Sessions issued a memo last week announcing his intention to reconsider all existing consent decrees, the court-overseen agreements between the DOJ and cities designed to resolve concerns about unconstitutional policing. He said while police must respect people's rights, it "is not the responsibility of the federal government to manage non-federal law enforcement agencies."
The DOJ sought to delay a hearing Thursday on a proposed agreement to overhaul the Baltimore Police Department, saying it needed time to determine whether the proposal would hinder efforts to fight violent crime. The judge refused.
In Seattle, federal prosecutors launched an investigation of the Police Department following questionable use of force against minorities, including an officer's fatal shooting of a Native American woodcarver in 2010. They found that officers were too quick to get physical, especially in low-level situations, a conclusion that the department's brass strongly resisted at the time.
In hard-fought negotiations, federal prosecutors and the Justice Department pushed the city into a settlement in 2012 that overhauled police training, procedures and record-keeping, all aimed at reducing unnecessary uses of force, curbing biased policing and improving residents' trust.
The results have been unequivocal, according to the city, the DOJ and the monitor. All Seattle officers have received training on how to better handle those with mental illness or abusing drugs.
In responding to roughly 10,000 incidents a year in which people are in behavioral crisis, officers use force just 2 percent of the time. And in the vast majority of those instances, officers used the lowest level of force, equivalent to pointing a gun or a suspect complaining of pain from handcuffs.
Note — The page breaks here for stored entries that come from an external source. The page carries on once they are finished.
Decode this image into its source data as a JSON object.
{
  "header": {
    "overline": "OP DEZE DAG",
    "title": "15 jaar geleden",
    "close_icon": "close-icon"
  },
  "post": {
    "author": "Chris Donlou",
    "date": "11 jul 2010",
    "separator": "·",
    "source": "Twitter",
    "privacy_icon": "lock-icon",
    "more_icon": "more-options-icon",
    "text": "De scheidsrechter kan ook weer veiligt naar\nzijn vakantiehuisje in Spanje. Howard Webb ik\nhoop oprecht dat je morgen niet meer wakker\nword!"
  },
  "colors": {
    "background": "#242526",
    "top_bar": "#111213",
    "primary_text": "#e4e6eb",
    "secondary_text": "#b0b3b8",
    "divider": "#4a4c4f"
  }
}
An incident last week illustrated the new approach. A suicidal man, armed with a knife, caused a disturbance on a downtown street and refused to drop the weapon. Officers cordoned off the street. A stun gun failed to subdue him, but negotiators spoke with him for hours, eventually persuading him to surrender.
Polling conducted for the monitor says residents' attitudes toward police had improved. The percentage of those who said they approve of Seattle police has risen from 60 percent in 2013 to 72 percent in 2016. Much of that improvement is among black residents, with approval jumping from 49 percent to 62 percent.
The report contained the first department-wide assessment of how officers use force, and the results were striking, the monitor's team found.
The review covered 2,385 incidents — about three per day — from July 2014, soon after new use-of-force policies were adopted, through October 2016. The total use of force declined 10 percent from the first half of that study period to the second, the monitor said.
Seattle police used serious levels of force, anything that could be expected to cause injury, 487 times — a 60 percent drop from the 1,230 instances reported from January 2009 to April 2011, when reporting practices were not as rigorous, the monitor said.